There is much to admire about this adaptation. Lale’s story is affecting and well told, and there is much care taken about the depiction of life in Auschwitz. We see the brutality, the desperation, the way that victims are stripped of their humanity. And gradually we lose some of the gloss that Lale puts on his story, the longing to be that great guy who shares some of his privileges that being a tattooist brings, and get a hint of the compromises he made in order to survive.
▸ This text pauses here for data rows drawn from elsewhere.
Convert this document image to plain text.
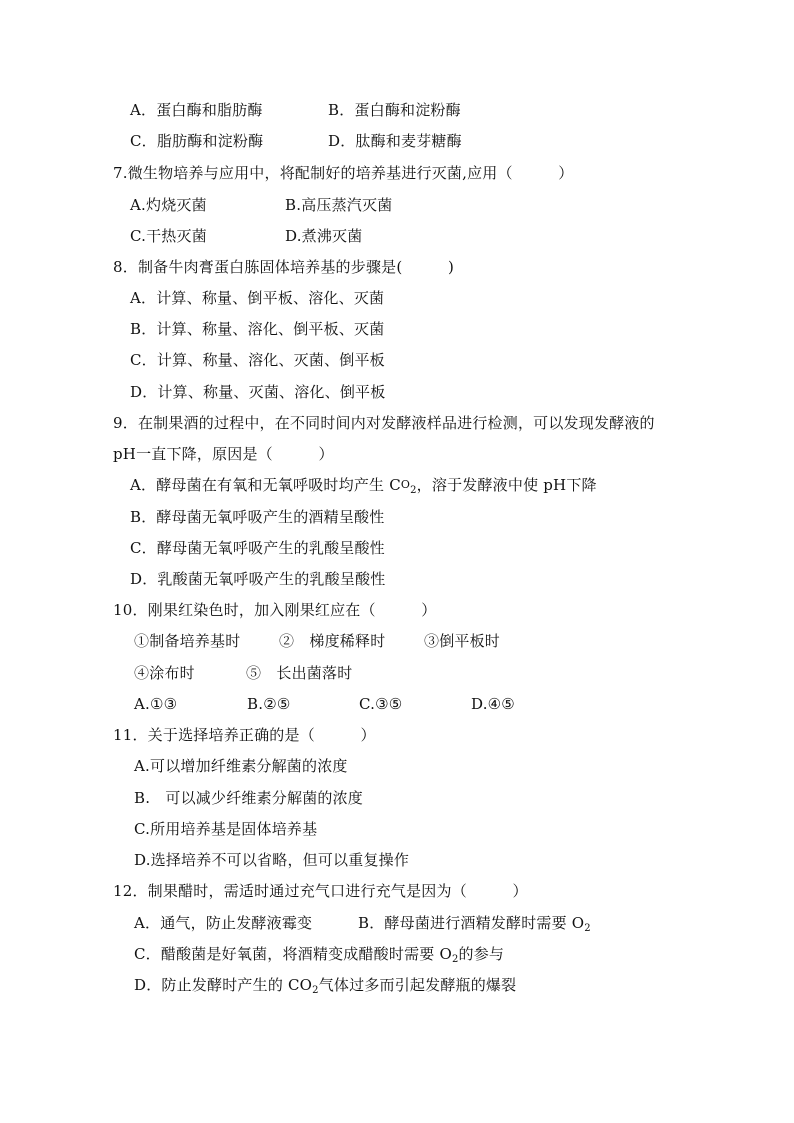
A．蛋白酶和脂肪酶	B．蛋白酶和淀粉酶
C．脂肪酶和淀粉酶	D．肽酶和麦芽糖酶
7.微生物培养与应用中，将配制好的培养基进行灭菌,应用（　　　）
A.灼烧灭菌	B.高压蒸汽灭菌
C.干热灭菌	D.煮沸灭菌
8．制备牛肉膏蛋白胨固体培养基的步骤是(　　　)
A．计算、称量、倒平板、溶化、灭菌
B．计算、称量、溶化、倒平板、灭菌
C．计算、称量、溶化、灭菌、倒平板
D．计算、称量、灭菌、溶化、倒平板
9．在制果酒的过程中，在不同时间内对发酵液样品进行检测，可以发现发酵液的
pH一直下降，原因是（　　　）
A．酵母菌在有氧和无氧呼吸时均产生 $CO_2$，溶于发酵液中使 pH下降
B．酵母菌无氧呼吸产生的酒精呈酸性
C．酵母菌无氧呼吸产生的乳酸呈酸性
D．乳酸菌无氧呼吸产生的乳酸呈酸性
10．刚果红染色时，加入刚果红应在（　　　）
①制备培养基时	②　梯度稀释时	③倒平板时
④涂布时	⑤　长出菌落时
A.①③	B.②⑤	C.③⑤	D.④⑤
11．关于选择培养正确的是（　　　）
A.可以增加纤维素分解菌的浓度
B.　可以减少纤维素分解菌的浓度
C.所用培养基是固体培养基
D.选择培养不可以省略，但可以重复操作
12．制果醋时，需适时通过充气口进行充气是因为（　　　）
A．通气，防止发酵液霉变	B．酵母菌进行酒精发酵时需要 $O_2$
C．醋酸菌是好氧菌，将酒精变成醋酸时需要 $O_2$的参与
D．防止发酵时产生的 $CO_2$气体过多而引起发酵瓶的爆裂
I’m curious to know how the dual narrative will develop. Will we see Heather Morris decide to blur the facts to create a Hollywood-style hero’s story? Will the controversy be covered when the Auschwitz Memorial Research Centre casts doubt on her methods? Might the dramatisation ask questions about the huge profits generated by this piece of Holocaust fiction and whether any of it has gone to Shoah charities? I doubt it. But on the evidence of this first episode, what the adaptation has done is widened the context of Lale’s story considerably, compared to the novel, to show the psychological difficulties that can affect a survivor who wants to tell the world about appalling crimes, and the distortions that can arise when a writer fictionalises the facts even if she has the best of intentions.